Embedding Models

Lancy ships four built-in local embedding models, ordered by memory footprint. Picking the right one affects retrieval quality, indexing speed, and hardware requirements. Additional models can be run via other backends (ollama, litellm, custom) — see Backends.

Built-in models

Model	Tier	Dims	Context	Params	~VRAM
all-MiniLM-L6-v2	Nano	384	256 tokens	~22M	~85 MB
nomic-ai/nomic-embed-text-v1	Mini	768	8192 tokens	~137M	~550 MB
intfloat/multilingual-e5-large	Medium	1024	512 tokens	~560M	~2.2 GB
BAAI/bge-m3	Large	1024	8192 tokens	~570M	~2.3 GB

All four run fully offline via SentenceTransformer. No API key or internet connection required after the initial model download.

When to use which

all-MiniLM-L6-v2 (Nano) — English only. Use for rapid prototyping, low-resource environments, or when indexing speed matters more than quality. 256-token context means chunks longer than that are silently truncated — keep max_chunk_tokens at or below 256.

nomic-ai/nomic-embed-text-v1 (Mini) — English-focused with reasonable cross-lingual performance. 8192-token context is its standout feature for a model this small. Good default when content and queries are in the same language and GPU memory is limited.

intfloat/multilingual-e5-large (Medium) — 50+ languages, explicitly trained for cross-lingual retrieval. A German query against English documents (or vice versa) works reliably. Solid choice for multilingual corpora where bge-m3's extra weight is not justified.

BAAI/bge-m3 (Large) — Best overall retrieval quality. 100+ languages, 8192-token context, and trained with three retrieval objectives simultaneously (dense, sparse/BM25-like, multi-vector/ColBERT-style). Lancy uses dense retrieval only, but the multi-objective training produces better dense representations than a pure-dense model. Consistently leads multilingual-e5-large on BEIR/MTEB benchmarks. Use this unless hardware is the constraint.

BGE-M3 vs multilingual-e5-large

The two largest models have nearly identical parameter counts (~560–570M), so the choice is not about memory. The differences that matter:

Context window: BGE-M3 handles 8192 tokens vs e5-large's 512. For chunked RAG this is partially moot, but large chunks won't be silently truncated.
Architecture: BGE-M3 is trained with dense, sparse, and multi-vector objectives in one model. Even when using only dense retrieval, multi-objective training yields stronger representations.
Benchmark scores: BGE-M3 leads e5-large on both mono- and multilingual BEIR/MTEB tracks. It is roughly 2 years newer.
Batch size: BGE-M3 uses a smaller default batch size (10 vs 20) — higher quality comes at indexing speed cost.

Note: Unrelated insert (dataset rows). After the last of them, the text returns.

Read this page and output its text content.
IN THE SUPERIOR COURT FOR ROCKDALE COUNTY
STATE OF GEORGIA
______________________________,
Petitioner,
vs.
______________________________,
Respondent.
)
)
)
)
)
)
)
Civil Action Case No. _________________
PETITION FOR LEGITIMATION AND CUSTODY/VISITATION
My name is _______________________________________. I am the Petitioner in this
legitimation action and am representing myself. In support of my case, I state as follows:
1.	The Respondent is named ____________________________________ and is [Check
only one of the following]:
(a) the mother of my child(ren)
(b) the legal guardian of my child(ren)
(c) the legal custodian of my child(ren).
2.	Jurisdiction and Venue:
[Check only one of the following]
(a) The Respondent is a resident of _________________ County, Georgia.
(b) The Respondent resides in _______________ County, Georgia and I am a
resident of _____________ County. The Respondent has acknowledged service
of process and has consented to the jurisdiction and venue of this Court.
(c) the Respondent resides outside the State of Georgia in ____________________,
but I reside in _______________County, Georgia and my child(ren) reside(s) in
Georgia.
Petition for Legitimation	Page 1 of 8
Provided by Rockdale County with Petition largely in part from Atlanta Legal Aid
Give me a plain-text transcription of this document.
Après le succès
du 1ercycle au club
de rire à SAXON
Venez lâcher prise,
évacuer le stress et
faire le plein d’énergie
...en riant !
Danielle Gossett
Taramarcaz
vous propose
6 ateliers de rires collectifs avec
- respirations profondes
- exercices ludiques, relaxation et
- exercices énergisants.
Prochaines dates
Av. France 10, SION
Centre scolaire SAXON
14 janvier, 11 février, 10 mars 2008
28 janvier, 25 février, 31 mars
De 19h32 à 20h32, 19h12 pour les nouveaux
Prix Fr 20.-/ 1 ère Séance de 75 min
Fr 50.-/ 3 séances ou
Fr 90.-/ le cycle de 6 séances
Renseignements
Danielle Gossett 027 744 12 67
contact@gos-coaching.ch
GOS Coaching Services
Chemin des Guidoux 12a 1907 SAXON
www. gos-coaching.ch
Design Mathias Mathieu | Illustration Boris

e5-large earns its place as the Medium tier: it is a capable multilingual model, and its 512-token context is a real constraint rather than a flaw.

Context window and chunk size

Each model has a hard context window. Chunks longer than the limit are truncated without warning, degrading retrieval quality silently.

The max_chunk_tokens slider in KB configuration turns red when the value exceeds the selected model's context window — use that as a guardrail.

Model	Max safe `max_chunk_tokens`
all-MiniLM-L6-v2	256
nomic-ai/nomic-embed-text-v1	8192
intfloat/multilingual-e5-large	512
BAAI/bge-m3	8192

The chunk size distribution chart in KB Analytics highlights buckets (in characters) that exceed the model's context window in orange.

Backends

The four models above all use the local backend. Lancy also supports:

Backend	Use case
`ollama`	Offload embedding inference to a separate Ollama server (GPU on another machine)
`litellm`	Hosted models via a LiteLLM proxy (e.g., Voyage AI, Cohere)
`custom`	Direct OpenAI-compatible API (OpenAI, Azure OpenAI, self-hosted vLLM)

Switching backends unlocks different model families (e.g., Voyage AI voyage-3-large with 32k context via litellm), but for a fully offline deployment the local backend covers all four tiers.

Image embedding uses a separate dedicated model (Qwen3-VL-Embedding-2B by default) and is configured independently from the text embedding backend.

Changing the model on an existing KB

Changing the embedding model requires a full re-index (reset=True). The vector store dimension is fixed at collection creation time — a dimension mismatch will cause ingestion to fail. Re-indexing discards all existing vectors and rebuilds from the stored document chunks.